You fear the wrong thing baby

I was asked by my wife last night what my hope was for 2021.

I gave the usual answer with a side of ‘peace on earth, mercy mild and God and sinners reconcile’. Rather telling was that nowhere in my succinct list was there a hope for things to go back to what they were.

Buried deep in my heart, I’ve not been very eager for things to go back to what they were.

Of course I say this without any prejudice towards people who have struggled financially through this pandemic or people who have had loved ones taken by it. I have nothing but respect for you who have soldiered through 2020 under those circumstances.

It’s unfortunate that it took a ravaging pandemic for humanity to take stock of its decisions and to just stop where it was heading. My deep wish was that it was a white paper by a very smart person, a rallying call by the leaders of the world or heck, a song by Bruce Springsteen. Instead it took a pandemic.

As I sit here typing this, I just witnessed a well-dressed man trying to enter a building, without a mask, confidently walking in and gesturing to the guard that he’s just heading up a floor and he should be allowed an exception. He was subsequently pulled back and told that he needed to check-in, get his temperature taken and was asked to put on his mask just like everyone else behind him. Turns out he did not have a mask with him. He was denied entry and was told to head to a store across the road to buy one. He stepped out and just stood there for a few minutes. Occasionally shuffling around his pockets, looked back at the door, wrestled with his ego a little before walking across the road to get himself a mask.

It felt a fitting analogy to the minute good that the pandemic has had on society.

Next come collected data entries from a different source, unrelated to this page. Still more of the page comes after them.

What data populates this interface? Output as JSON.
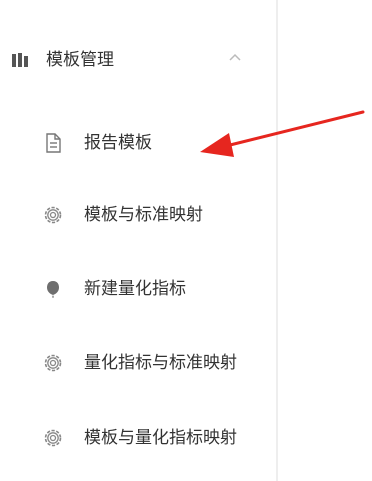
{
  "sidebar": {
    "group": {
      "title": "模板管理",
      "icon": "bar-chart-icon",
      "expanded_icon": "chevron-up-icon"
    },
    "items": [
      {
        "label": "报告模板",
        "icon": "document-icon"
      },
      {
        "label": "模板与标准映射",
        "icon": "gear-icon"
      },
      {
        "label": "新建量化指标",
        "icon": "balloon-icon"
      },
      {
        "label": "量化指标与标准映射",
        "icon": "gear-icon"
      },
      {
        "label": "模板与量化指标映射",
        "icon": "gear-icon"
      }
    ]
  },
  "annotation": {
    "arrow_color": "#e6261f"
  }
}
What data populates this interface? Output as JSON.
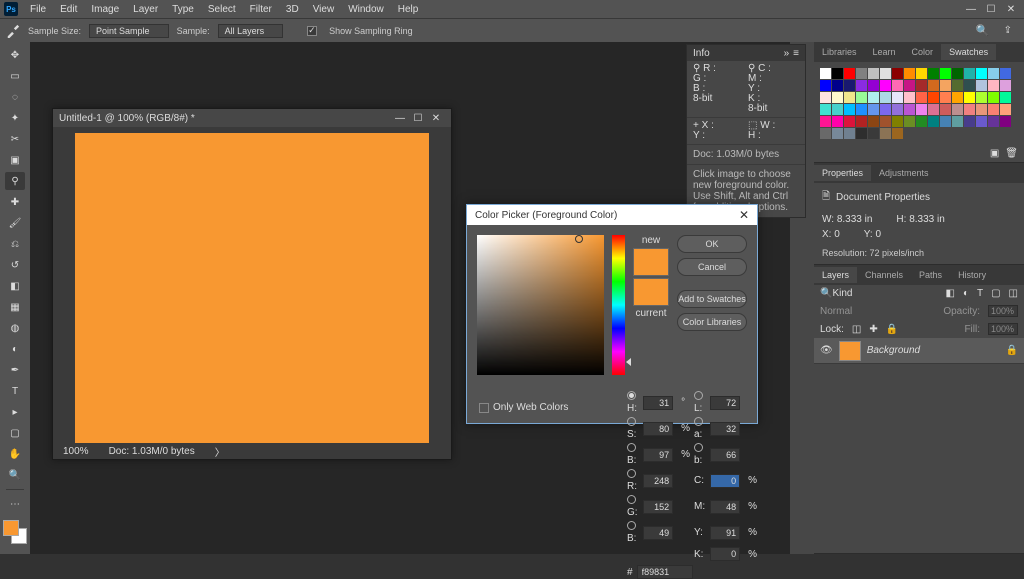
{
  "menu": {
    "items": [
      "File",
      "Edit",
      "Image",
      "Layer",
      "Type",
      "Select",
      "Filter",
      "3D",
      "View",
      "Window",
      "Help"
    ]
  },
  "optbar": {
    "sample_size_lbl": "Sample Size:",
    "sample_size": "Point Sample",
    "sample_lbl": "Sample:",
    "sample": "All Layers",
    "ring": "Show Sampling Ring"
  },
  "doc": {
    "title": "Untitled-1 @ 100% (RGB/8#) *",
    "zoom": "100%",
    "status": "Doc: 1.03M/0 bytes"
  },
  "info": {
    "title": "Info",
    "rgb": "R :\nG :\nB :\n8-bit",
    "cmyk": "C :\nM :\nY :\nK :\n8-bit",
    "xy": "X :\nY :",
    "wh": "W :\nH :",
    "doc": "Doc: 1.03M/0 bytes",
    "hint": "Click image to choose new foreground color. Use Shift, Alt and Ctrl for additional options."
  },
  "dialog": {
    "title": "Color Picker (Foreground Color)",
    "ok": "OK",
    "cancel": "Cancel",
    "add": "Add to Swatches",
    "libs": "Color Libraries",
    "new": "new",
    "current": "current",
    "H": "31",
    "S": "80",
    "Bv": "97",
    "L": "72",
    "a": "32",
    "b": "66",
    "R": "248",
    "G": "152",
    "Bb": "49",
    "C": "0",
    "M": "48",
    "Y": "91",
    "K": "0",
    "hex": "f89831",
    "webonly": "Only Web Colors"
  },
  "right": {
    "tabs1": [
      "Libraries",
      "Learn",
      "Color",
      "Swatches"
    ],
    "prop_tab": "Properties",
    "adj_tab": "Adjustments",
    "prop_title": "Document Properties",
    "w_lbl": "W:",
    "w": "8.333 in",
    "h_lbl": "H:",
    "h": "8.333 in",
    "x_lbl": "X:",
    "x": "0",
    "y_lbl": "Y:",
    "y": "0",
    "res": "Resolution: 72 pixels/inch",
    "layers_tabs": [
      "Layers",
      "Channels",
      "Paths",
      "History"
    ],
    "opacity_lbl": "Opacity:",
    "opacity": "100%",
    "fill_lbl": "Fill:",
    "fill": "100%",
    "blend": "Normal",
    "lock": "Lock:",
    "layer_name": "Background"
  },
  "colors": {
    "fg": "#f89831",
    "new": "#f89831",
    "current": "#f89831",
    "canvas": "#f89831",
    "swatches": [
      "#ffffff",
      "#000000",
      "#ff0000",
      "#808080",
      "#c0c0c0",
      "#e0e0e0",
      "#8b0000",
      "#ff8c00",
      "#ffd700",
      "#008000",
      "#00ff00",
      "#006400",
      "#20b2aa",
      "#00ffff",
      "#87ceeb",
      "#4169e1",
      "#0000ff",
      "#00008b",
      "#191970",
      "#8a2be2",
      "#9400d3",
      "#ff00ff",
      "#ff69b4",
      "#c71585",
      "#a52a2a",
      "#d2691e",
      "#f4a460",
      "#556b2f",
      "#2f4f4f",
      "#b0c4de",
      "#ffb6c1",
      "#dda0dd",
      "#ffe4e1",
      "#fffacd",
      "#f0e68c",
      "#98fb98",
      "#afeeee",
      "#add8e6",
      "#e6e6fa",
      "#ffc0cb",
      "#ff6347",
      "#ff4500",
      "#ff7f50",
      "#ffa500",
      "#ffff00",
      "#adff2f",
      "#7fff00",
      "#00fa9a",
      "#40e0d0",
      "#48d1cc",
      "#00bfff",
      "#1e90ff",
      "#6495ed",
      "#7b68ee",
      "#9370db",
      "#ba55d3",
      "#ee82ee",
      "#db7093",
      "#cd5c5c",
      "#bc8f8f",
      "#f08080",
      "#e9967a",
      "#fa8072",
      "#ffa07a",
      "#ff1493",
      "#ff00aa",
      "#dc143c",
      "#b22222",
      "#8b4513",
      "#a0522d",
      "#808000",
      "#6b8e23",
      "#228b22",
      "#008080",
      "#4682b4",
      "#5f9ea0",
      "#483d8b",
      "#6a5acd",
      "#663399",
      "#800080",
      "#696969",
      "#778899",
      "#708090",
      "#2e2e2e",
      "#3a3a3a",
      "#8b7355",
      "#9c661f"
    ]
  }
}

For too long the agenda of humanity has been organised not by severity, but by class. And while inequality continues to exist in any civilised society driven by capitalism, there is a slight warmth that comes from having the entitled among us reined in a little. It seems almost poetic justice that it should come in the form of the one thing that levels the playing field for all of us – our impending mortality. I guess it has to be that for everyone to take notice of it. This was not a ‘poor person’s problem’. It was a disease that crept into the highest halls of society and government.

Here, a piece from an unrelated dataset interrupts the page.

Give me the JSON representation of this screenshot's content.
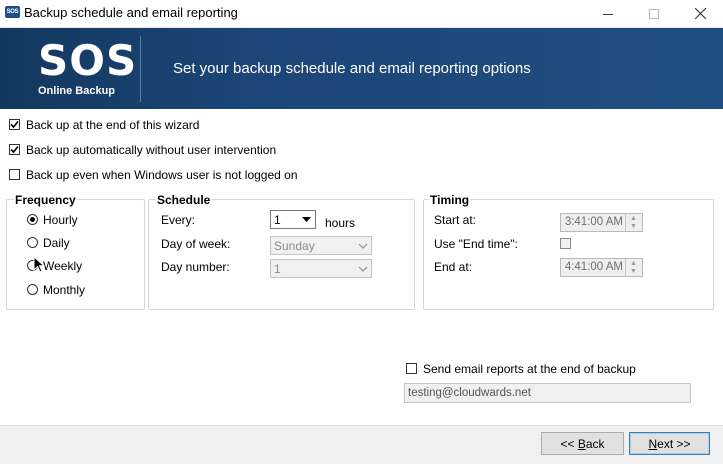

For too long we’ve been a society that ignores the plights of the marginalised, underappreciated the ones who worked unseen to keep the pillars of our lifestyles in place and rewarded the people who continue to sink us deeper into our mire. Something desperately needed to change.

Again, I stress that I am saddened that it took the lives of millions.

I guess we had gone so far into self-destruction, it required something equally devastating to stop us.